Mercia Blakewood has returned to England, having successfully concluded her assignment in New York on behalf of King Charles the Second. Surely now he will give favourable consideration to her claim on Halescott Manor, her ancestral home? Her uncle, Francis Simmonds, has taken possession and wants Mercia dead, but at least he is an open enemy.
The King proposes one more task for Mercia before dealing with her claim on the manor. A spy is at large, working for England’s greatest enemy, the Dutch, who are growing in power with a formidable navy whose overt ambition is a successful invasion and conquest of England.
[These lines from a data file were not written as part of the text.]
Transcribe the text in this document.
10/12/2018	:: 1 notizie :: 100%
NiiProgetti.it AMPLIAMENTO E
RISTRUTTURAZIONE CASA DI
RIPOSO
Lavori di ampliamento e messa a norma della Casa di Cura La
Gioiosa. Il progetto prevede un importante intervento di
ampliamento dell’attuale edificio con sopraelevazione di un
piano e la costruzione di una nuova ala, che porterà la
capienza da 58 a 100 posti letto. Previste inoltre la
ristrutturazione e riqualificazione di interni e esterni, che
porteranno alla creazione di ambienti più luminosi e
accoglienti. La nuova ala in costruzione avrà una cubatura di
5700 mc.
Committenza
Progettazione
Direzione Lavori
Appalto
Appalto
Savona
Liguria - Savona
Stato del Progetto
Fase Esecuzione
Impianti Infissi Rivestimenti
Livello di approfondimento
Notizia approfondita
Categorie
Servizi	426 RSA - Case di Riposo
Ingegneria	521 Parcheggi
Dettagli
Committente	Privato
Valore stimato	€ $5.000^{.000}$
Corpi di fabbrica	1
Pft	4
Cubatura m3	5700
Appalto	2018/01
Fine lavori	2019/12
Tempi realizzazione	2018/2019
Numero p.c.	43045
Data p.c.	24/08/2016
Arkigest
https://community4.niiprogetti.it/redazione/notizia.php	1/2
Out of five possible women at King Charles’s court, Mercia’s task is the identification of the spy and traitor known as “Virgo”. From the start, Mercia is in danger as her enemy demonstrates power, and in one terrifying sequence she undergoes interrogation in the Tower of London. All this, against a background of extravagant frivolity and outrageous fashions at court and London’s dark underworld of casual murder. There are even whispers of the Plague.
Readers will be rewarded with a splendid dual-climax of naval battle where even those watching from the shore will be far from safe. This was a period when England’s whole future was in doubt, a simmering cauldron of possibility. The author, with boisterous enthusiasm, has seized on this promising situation, making the most of it by writing this exciting novel.